Interleukin-12 (IL12)
Pre-clinically, IL12 was shown to have anti-tumor effects (77). However, a phase II clinical trial showed that a combination of IL12 and rituximab had reduced responses when compared to rituximab alone in NHLs (77). To determine the cause of experimental treatment failure, Yang et al. showed that in vitro exposure of CD4+ T cells to IL12 induced an exhausted phenotype via increased TIM-3expression (78). IL12 expression was confirmed in FL samples. Building on this, elevated CXCL9, a downstream inflammatory chemokine of IL12 signalling, was associated with poor outcomes in FL (79). A lymphomagenesis mechanism involving CXCL9 has been described in the associated disease diffuse large B-cell lymphoma (DLBCL) (80). These lines of evidence show that more experimental work should be done to illicit the underlying mechanisms of the IL12/TIM3/CXCL19 pathway and uncover a potential therapeutic target.
Prognostic value of serum cytokines
Serum cytokine levels have been linked to prognostication in FL, suggesting that a clinically validated serum-based test might have potential utility as a functional minimally invasive sequential biomarker (79). Eight cytokines (IL-1Ra, IL-6, IL-7, IL-10, IL-13, TNF-α, VEGF, and PDGF) were elevated in FL with high levels of TGF-β associated with superior overall survival and high levels of VEGF associated with poor progression free survival independent of lactate dehydrogenase (81). TGF-β has been variously described as having inhibitory roles in B-cell maturation whilst inducing exhaustion of effector memory T cells in NHLs (82,83). Finally, VEGF expression is upregulated and correlated to poor prognosis in FL as it mediates angiogenesis by stimulating the growth of vascular endothelial cells (84).

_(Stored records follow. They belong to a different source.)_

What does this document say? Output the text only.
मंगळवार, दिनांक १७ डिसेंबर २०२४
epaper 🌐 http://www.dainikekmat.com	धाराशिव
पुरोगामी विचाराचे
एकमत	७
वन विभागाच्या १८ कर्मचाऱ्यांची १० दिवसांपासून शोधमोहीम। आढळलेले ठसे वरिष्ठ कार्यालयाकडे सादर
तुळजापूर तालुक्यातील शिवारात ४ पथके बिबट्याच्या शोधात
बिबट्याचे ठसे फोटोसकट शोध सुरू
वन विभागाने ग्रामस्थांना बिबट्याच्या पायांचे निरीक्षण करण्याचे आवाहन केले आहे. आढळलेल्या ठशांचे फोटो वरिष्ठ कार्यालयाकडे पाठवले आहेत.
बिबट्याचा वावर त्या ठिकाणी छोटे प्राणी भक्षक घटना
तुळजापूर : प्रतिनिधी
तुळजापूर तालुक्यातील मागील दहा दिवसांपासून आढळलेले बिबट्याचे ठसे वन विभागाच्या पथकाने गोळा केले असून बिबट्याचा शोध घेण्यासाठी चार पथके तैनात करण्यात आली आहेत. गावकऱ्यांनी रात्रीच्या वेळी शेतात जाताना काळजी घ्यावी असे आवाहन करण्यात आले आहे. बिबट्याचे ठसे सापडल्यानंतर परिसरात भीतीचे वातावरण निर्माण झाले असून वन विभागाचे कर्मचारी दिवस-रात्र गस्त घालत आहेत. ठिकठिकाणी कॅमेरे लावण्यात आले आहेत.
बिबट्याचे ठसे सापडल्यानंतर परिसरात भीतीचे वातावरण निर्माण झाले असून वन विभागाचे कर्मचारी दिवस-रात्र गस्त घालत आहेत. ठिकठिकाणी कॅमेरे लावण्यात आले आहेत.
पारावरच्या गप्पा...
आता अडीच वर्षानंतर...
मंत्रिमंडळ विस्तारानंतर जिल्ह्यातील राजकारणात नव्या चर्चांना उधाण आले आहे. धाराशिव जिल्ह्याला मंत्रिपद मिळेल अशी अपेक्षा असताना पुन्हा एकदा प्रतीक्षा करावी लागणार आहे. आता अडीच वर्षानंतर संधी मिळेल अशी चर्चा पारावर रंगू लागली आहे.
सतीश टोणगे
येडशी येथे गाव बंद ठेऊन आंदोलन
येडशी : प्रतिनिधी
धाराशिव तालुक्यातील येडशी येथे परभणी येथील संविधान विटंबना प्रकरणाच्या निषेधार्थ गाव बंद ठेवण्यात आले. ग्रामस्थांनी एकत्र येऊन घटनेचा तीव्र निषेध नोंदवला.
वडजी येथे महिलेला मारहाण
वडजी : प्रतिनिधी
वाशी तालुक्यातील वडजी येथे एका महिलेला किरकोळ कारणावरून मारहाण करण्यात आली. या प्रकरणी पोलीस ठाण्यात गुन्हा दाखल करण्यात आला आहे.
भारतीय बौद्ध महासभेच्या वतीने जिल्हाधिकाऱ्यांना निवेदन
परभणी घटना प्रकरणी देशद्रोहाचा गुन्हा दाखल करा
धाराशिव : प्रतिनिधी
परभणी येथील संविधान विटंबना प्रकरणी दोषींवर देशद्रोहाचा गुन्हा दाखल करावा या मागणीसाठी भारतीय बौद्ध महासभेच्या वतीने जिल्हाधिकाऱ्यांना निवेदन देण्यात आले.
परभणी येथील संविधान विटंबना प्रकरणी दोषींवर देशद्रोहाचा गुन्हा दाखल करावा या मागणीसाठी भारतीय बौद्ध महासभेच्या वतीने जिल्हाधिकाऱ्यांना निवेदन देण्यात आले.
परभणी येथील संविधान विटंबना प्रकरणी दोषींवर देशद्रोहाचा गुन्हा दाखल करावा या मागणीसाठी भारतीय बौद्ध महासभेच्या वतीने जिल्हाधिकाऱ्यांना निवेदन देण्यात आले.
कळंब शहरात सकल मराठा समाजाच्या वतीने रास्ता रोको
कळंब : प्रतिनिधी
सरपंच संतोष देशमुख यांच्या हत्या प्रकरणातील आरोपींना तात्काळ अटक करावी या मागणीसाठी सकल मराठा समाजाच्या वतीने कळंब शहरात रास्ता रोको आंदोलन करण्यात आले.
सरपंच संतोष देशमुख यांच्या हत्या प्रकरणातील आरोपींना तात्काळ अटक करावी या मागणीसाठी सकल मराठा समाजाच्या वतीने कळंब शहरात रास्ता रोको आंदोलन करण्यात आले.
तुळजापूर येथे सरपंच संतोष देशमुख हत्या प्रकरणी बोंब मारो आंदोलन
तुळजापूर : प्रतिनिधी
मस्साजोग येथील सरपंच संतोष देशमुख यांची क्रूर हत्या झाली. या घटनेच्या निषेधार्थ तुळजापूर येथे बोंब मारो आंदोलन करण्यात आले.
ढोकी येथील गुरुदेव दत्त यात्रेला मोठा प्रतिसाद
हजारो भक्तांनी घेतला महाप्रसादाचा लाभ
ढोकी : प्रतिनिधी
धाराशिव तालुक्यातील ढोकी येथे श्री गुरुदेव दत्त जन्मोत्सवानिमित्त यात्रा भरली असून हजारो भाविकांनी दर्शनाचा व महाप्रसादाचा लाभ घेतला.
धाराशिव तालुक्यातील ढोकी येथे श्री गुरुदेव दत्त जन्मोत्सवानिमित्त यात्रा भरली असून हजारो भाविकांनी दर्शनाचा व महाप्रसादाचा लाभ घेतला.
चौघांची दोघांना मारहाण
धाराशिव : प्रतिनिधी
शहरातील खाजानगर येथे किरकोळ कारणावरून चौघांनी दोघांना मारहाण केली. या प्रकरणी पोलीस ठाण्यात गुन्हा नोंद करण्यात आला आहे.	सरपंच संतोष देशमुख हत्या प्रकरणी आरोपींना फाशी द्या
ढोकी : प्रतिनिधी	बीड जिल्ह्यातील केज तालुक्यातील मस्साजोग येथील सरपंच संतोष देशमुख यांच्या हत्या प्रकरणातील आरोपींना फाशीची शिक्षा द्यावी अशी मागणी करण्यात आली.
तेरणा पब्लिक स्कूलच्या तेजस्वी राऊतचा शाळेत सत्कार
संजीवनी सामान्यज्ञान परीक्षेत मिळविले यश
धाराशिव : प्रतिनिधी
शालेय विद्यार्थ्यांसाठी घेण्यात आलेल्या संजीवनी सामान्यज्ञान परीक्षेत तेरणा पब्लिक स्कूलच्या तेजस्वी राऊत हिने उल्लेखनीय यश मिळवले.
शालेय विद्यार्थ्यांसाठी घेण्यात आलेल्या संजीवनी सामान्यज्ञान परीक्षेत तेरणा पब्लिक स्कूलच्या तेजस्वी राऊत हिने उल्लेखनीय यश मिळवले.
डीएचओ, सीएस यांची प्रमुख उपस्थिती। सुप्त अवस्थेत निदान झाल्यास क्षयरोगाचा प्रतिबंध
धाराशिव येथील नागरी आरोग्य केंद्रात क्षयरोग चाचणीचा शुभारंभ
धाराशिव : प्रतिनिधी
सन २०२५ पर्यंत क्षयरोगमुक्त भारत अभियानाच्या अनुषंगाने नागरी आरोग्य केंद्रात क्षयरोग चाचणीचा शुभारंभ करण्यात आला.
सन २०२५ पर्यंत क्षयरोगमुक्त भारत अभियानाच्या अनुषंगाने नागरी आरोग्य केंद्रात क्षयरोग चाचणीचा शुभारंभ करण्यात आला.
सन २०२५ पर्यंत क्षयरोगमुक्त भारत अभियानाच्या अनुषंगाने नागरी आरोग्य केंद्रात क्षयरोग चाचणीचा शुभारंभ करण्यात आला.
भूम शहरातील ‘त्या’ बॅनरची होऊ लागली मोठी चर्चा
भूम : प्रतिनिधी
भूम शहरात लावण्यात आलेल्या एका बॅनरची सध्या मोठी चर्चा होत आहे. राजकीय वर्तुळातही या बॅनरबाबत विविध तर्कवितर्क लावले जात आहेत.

Genetic aberrations as determinants of the immune microenvironment
Several mutations in DNA repair, methylation and cell cycle control steps have been identified in FL. The t(14;18) (q32;q21) (IGH/BCL2) translocation, first reported in 1988, underlies over 90% of FL cases and is thought to be a founding genetic event (85). Unlike other oncogenes known to that point, BCL-2 did not regulate proliferation but rather it regulated apoptosis. The translocation of BCL2 to the promoter region of IGH causes overexpression of the anti-apoptotic protein BCL2. However, this translocation alone is insufficient to trigger lymphomagenesis as approximately 70% of healthy individuals bear this translocation without ever developing FL (86).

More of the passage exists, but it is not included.